You need to be able to say that you are not liable for the incident occurring. It is irrelevant if you are currently doing the right thing now, the only thing that matters is what was true historically on the date in question. If anything has changed since that time (controls, regulations, risks, business units, personnel, etc.) and you don’t have temporal assessments you are at risk.
But can’t I just export a copy of my data to have a record of what it used to look like? Yes, but think about how quickly information changes. You would need to proactively snapshot the whole environment every time you made a change. You’re going to miss some. Or even if it was automated, you’re going to end up with an enormous pile of PDF’s or excel files to sift through. Isn’t that what you’re trying to avoid with a GRC system?

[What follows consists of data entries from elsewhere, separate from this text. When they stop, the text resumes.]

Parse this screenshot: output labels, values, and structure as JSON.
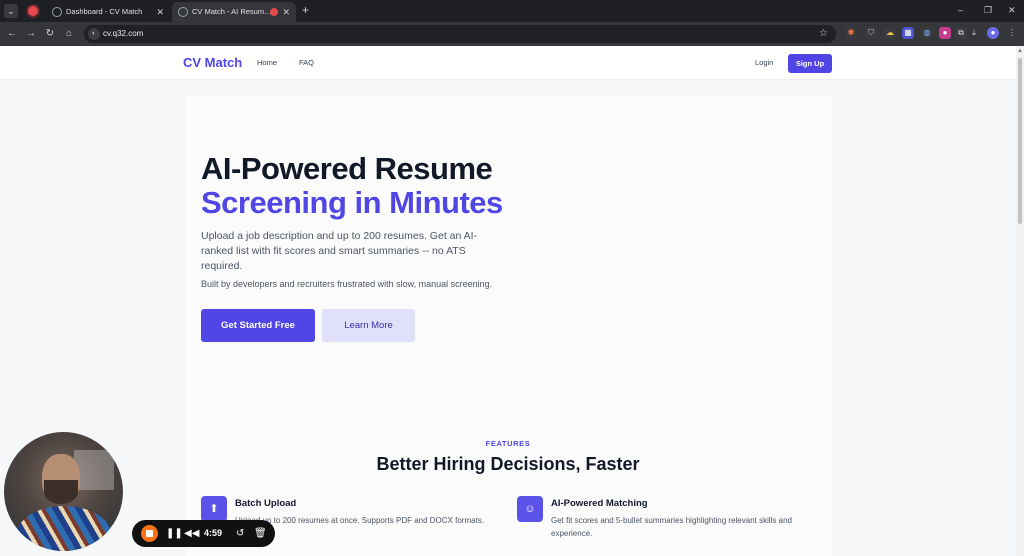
{
  "browser": {
    "tabs": [
      {
        "title": "Dashboard - CV Match",
        "active": false
      },
      {
        "title": "CV Match - AI Resume Scre",
        "active": true
      }
    ],
    "url": "cv.q32.com",
    "icons": {
      "tab_menu": "chevron-down-icon",
      "new_tab": "plus-icon",
      "back": "arrow-left-icon",
      "forward": "arrow-right-icon",
      "reload": "reload-icon",
      "home": "home-icon",
      "bookmark": "star-icon"
    },
    "window_controls": {
      "minimize": "–",
      "restore": "❐",
      "close": "✕"
    }
  },
  "site": {
    "brand": "CV Match",
    "nav": {
      "home": "Home",
      "faq": "FAQ",
      "login": "Login",
      "signup": "Sign Up"
    },
    "hero": {
      "title_line1": "AI-Powered Resume",
      "title_line2": "Screening in Minutes",
      "subtitle": "Upload a job description and up to 200 resumes. Get an AI-ranked list with fit scores and smart summaries -- no ATS required.",
      "tagline": "Built by developers and recruiters frustrated with slow, manual screening.",
      "cta_primary": "Get Started Free",
      "cta_secondary": "Learn More"
    },
    "features": {
      "eyebrow": "FEATURES",
      "title": "Better Hiring Decisions, Faster",
      "items": [
        {
          "title": "Batch Upload",
          "desc": "Upload up to 200 resumes at once. Supports PDF and DOCX formats.",
          "icon": "upload-icon"
        },
        {
          "title": "AI-Powered Matching",
          "desc": "Get fit scores and 5-bullet summaries highlighting relevant skills and experience.",
          "icon": "robot-icon"
        }
      ]
    },
    "accent_color": "#4f46e5"
  },
  "recorder": {
    "time": "4:59"
  }
}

So how can you do this in Salesforce at all? You can hire developers to write code in Salesforce to automate copying of your data with snapshots. We know this because we use Salesforce for our Sales, Marketing and Services teams. It’s a great CRM and it handles many use cases, just not GRC.
In Salesforce you can write custom code to take snapshots of data at certain times. You have to be thorough; you have to be sure that you copy everything you might need. A reorg or an acquisition at some point in the future? Make sure you copy your full org structure. Did an employee leave? Make sure you have copies of all prior risk and control owners. A change in wording in one of your policies? Make sure you have all prior versions timestamped and approvals documented. The bottom line is that this approach depends on incomplete tools and ad-hoc processes to manage what is a critical piece of any risk and compliance program – a time-stamped view of an organizational risk practice with each change automatically captured and easily accessible.
Yes, you can build a GRC program in Salesforce, if you are prepared to hire developers and pay a development team to design, build, debug and maintain custom code. That’s in addition to paying for additional Salesforce licenses across the organization in order to create a complete and company-wide risk view. Even then, you must be willing to dig through old snapshots and create your own analysis if and when you have an incident. You must be willing to forego a content library approach and start each risk assessment from scratch, manually sharing learnings and approaches across the company.
Although Salesforce is a powerful CRM tool, it is not the best approach for GRC. To run an effective GRC function you need the right software for the job. By that we mean a tool that is built to address the critically important and unique nature of temporal record-keeping, time-based assessments, and a collective central library that builds maturity into your risk process.
The desire to rationalize technology platforms is real because it certainly has benefits. As they say, if you have a hammer, it’s tempting to treat everything like a nail. However, if risk is strategically important to your business, you need the right platform to manage it.